A riesgo de sonar un pelín pedante, creo que tengo un issue con las librerías y los libros. No, no soy tan divertida como para robarme libros cada vez que me paro por una. Sólo soy compulsivísima a la hora de comprarlos.
Típico en mí: mi mente se obsesiona con equis libro (Kitchen, de Banana Yoshimoto, esta vez) y mi mente no para de decirme "ve a comprarlo, ve a comprarlo". Resisto el impulso por unos días; al fin, pienso, ya tengo un nutrido stock por leer. Ah, pero no pasa más de un fin de semana cuando ya estoy en mi librería de confianza recetándome el imprescindible título, que, curiosamente, siempre resulta estar agotado.
"Como mulita, derechito y a la salida", me digo. Mmmm, aunque no sé bien para qué.

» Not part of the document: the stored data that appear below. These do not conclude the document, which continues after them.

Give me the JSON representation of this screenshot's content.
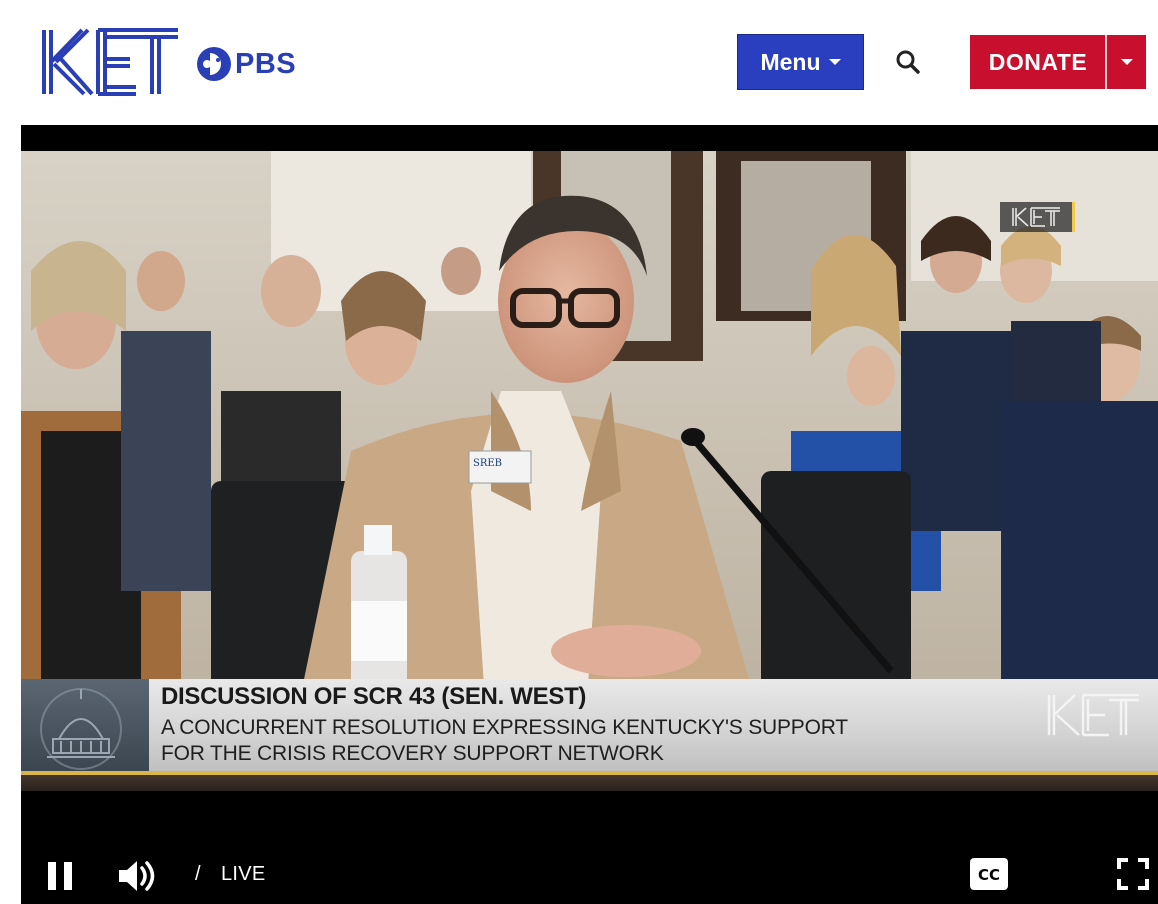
{
  "header": {
    "logo_text": "KET",
    "partner_text": "PBS",
    "menu_label": "Menu",
    "donate_label": "DONATE"
  },
  "video": {
    "watermark_text": "KET",
    "lower_third": {
      "title": "DISCUSSION OF SCR 43 (SEN. WEST)",
      "line1": "A CONCURRENT RESOLUTION EXPRESSING KENTUCKY'S SUPPORT",
      "line2": "FOR THE CRISIS RECOVERY SUPPORT NETWORK",
      "logo_text": "KET"
    },
    "name_badge": "SREB"
  },
  "player": {
    "time_separator": "/",
    "live_label": "LIVE",
    "cc_label": "CC"
  },
  "colors": {
    "brand_blue": "#2a3fb5",
    "donate_red": "#c8102e",
    "accent_gold": "#d8b64a"
  },
  "icons": [
    "pbs-head-icon",
    "search-icon",
    "caret-down-icon",
    "pause-icon",
    "volume-icon",
    "cc-icon",
    "fullscreen-icon",
    "capitol-dome-icon"
  ]
}
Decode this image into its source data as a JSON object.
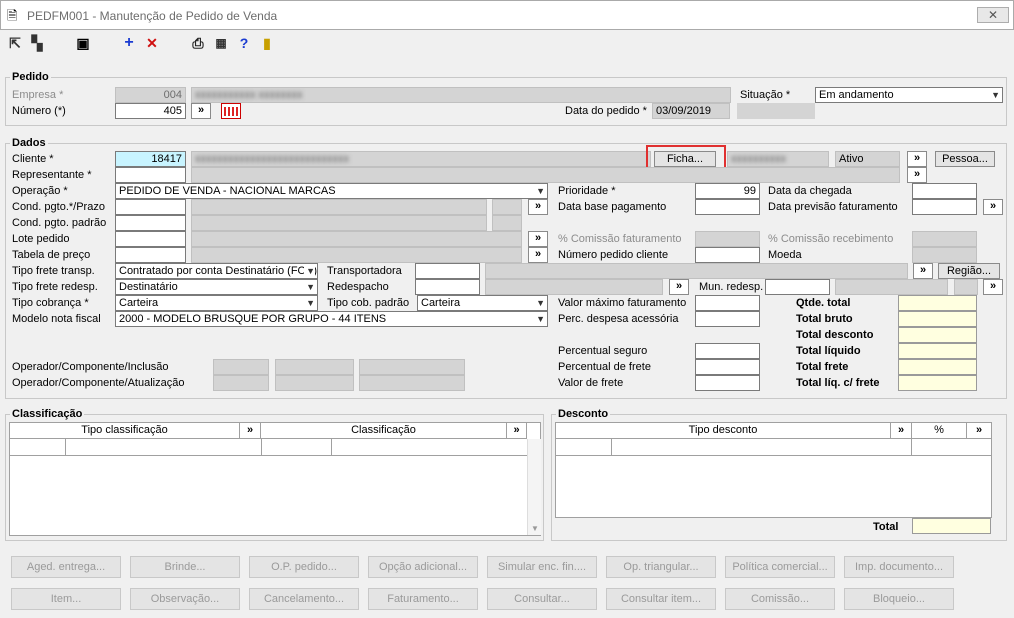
{
  "window": {
    "title": "PEDFM001 - Manutenção de Pedido de Venda",
    "close": "✕"
  },
  "toolbar": {
    "icons": [
      "arrow-icon",
      "move-icon",
      "save-icon",
      "add-icon",
      "delete-icon",
      "print-icon",
      "calculator-icon",
      "help-icon",
      "exit-icon"
    ]
  },
  "pedido": {
    "title": "Pedido",
    "empresa_label": "Empresa *",
    "empresa_code": "004",
    "numero_label": "Número (*)",
    "numero_value": "405",
    "situacao_label": "Situação *",
    "situacao_value": "Em andamento",
    "data_label": "Data do pedido *",
    "data_value": "03/09/2019",
    "nav_btn": "»"
  },
  "dados": {
    "title": "Dados",
    "cliente_label": "Cliente *",
    "cliente_code": "18417",
    "ficha_btn": "Ficha...",
    "status": "Ativo",
    "pessoa_btn": "Pessoa...",
    "representante_label": "Representante *",
    "operacao_label": "Operação *",
    "operacao_value": "PEDIDO DE VENDA - NACIONAL MARCAS",
    "cond_prazo_label": "Cond. pgto.*/Prazo",
    "cond_padrao_label": "Cond. pgto. padrão",
    "lote_label": "Lote pedido",
    "tabela_label": "Tabela de preço",
    "frete_transp_label": "Tipo frete transp.",
    "frete_transp_value": "Contratado por conta Destinatário (FOB)",
    "frete_redesp_label": "Tipo frete redesp.",
    "frete_redesp_value": "Destinatário",
    "cobranca_label": "Tipo cobrança *",
    "cobranca_value": "Carteira",
    "modelo_label": "Modelo nota fiscal",
    "modelo_value": "2000 - MODELO BRUSQUE POR GRUPO - 44 ITENS",
    "transportadora_label": "Transportadora",
    "redespacho_label": "Redespacho",
    "cob_padrao_label": "Tipo cob. padrão",
    "cob_padrao_value": "Carteira",
    "mun_redesp_label": "Mun. redesp.",
    "regiao_btn": "Região...",
    "prioridade_label": "Prioridade *",
    "prioridade_value": "99",
    "data_base_label": "Data base pagamento",
    "comissao_fat_label": "% Comissão faturamento",
    "num_pedido_cliente_label": "Número pedido cliente",
    "valor_max_label": "Valor máximo faturamento",
    "perc_despesa_label": "Perc. despesa acessória",
    "perc_seguro_label": "Percentual seguro",
    "perc_frete_label": "Percentual de frete",
    "valor_frete_label": "Valor de frete",
    "data_chegada_label": "Data da chegada",
    "data_prev_label": "Data previsão faturamento",
    "comissao_rec_label": "% Comissão recebimento",
    "moeda_label": "Moeda",
    "qtde_total_label": "Qtde. total",
    "total_bruto_label": "Total bruto",
    "total_desconto_label": "Total desconto",
    "total_liquido_label": "Total líquido",
    "total_frete_label": "Total frete",
    "total_liq_frete_label": "Total líq. c/ frete",
    "op_inclusao_label": "Operador/Componente/Inclusão",
    "op_atualizacao_label": "Operador/Componente/Atualização"
  },
  "classificacao": {
    "title": "Classificação",
    "columns": [
      "Tipo classificação",
      "Classificação"
    ]
  },
  "desconto": {
    "title": "Desconto",
    "columns": [
      "Tipo desconto",
      "%"
    ],
    "total_label": "Total"
  },
  "buttons_row1": [
    "Aged. entrega...",
    "Brinde...",
    "O.P. pedido...",
    "Opção adicional...",
    "Simular enc. fin....",
    "Op. triangular...",
    "Política comercial...",
    "Imp. documento..."
  ],
  "buttons_row2": [
    "Item...",
    "Observação...",
    "Cancelamento...",
    "Faturamento...",
    "Consultar...",
    "Consultar item...",
    "Comissão...",
    "Bloqueio..."
  ]
}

Soy tan débil que apenas termino de decírmelo, ya estoy paseando extasiada mis deditos y ojitos por las pilas de novedades, y luego por las de no novedades, mientras me reprocho por no haber llevado mi eterno listado de títulos a comprar (ja, como si de verdad lo necesitara). Y una hora después, ahí estoy yo, pagando un montón de libros que de sobra sé que no voy a leer tan pronto cruce la puerta, pero que nomás no puedo permitirme no seguir teniendo.
El ticket, obvio, sobrepasa por creces lo que pensaba gastarme (como si no supiera ya en qué iba a parar el asunto). Al menos tan pronto pasa la tarjeta no me entra la culpa esa horrorosa que me entra cuando en la bolsa llevo zapatos o bolsas. Lo malo es que compro libros a contentillo de mis etapas de ánimo (digo, que si Picasso tenía etapas de colores, ¿por qué uno no va a tener las suyas, aunque más modestas?), y con eso de que el tiempo se va volando, para la próxima vez que tengo antojo de echar un vistazo a mi propio stock de 'novedades', he mudado de ánimos, un nuevo libro me ronda la cabeza y... todo vuelve a empezar.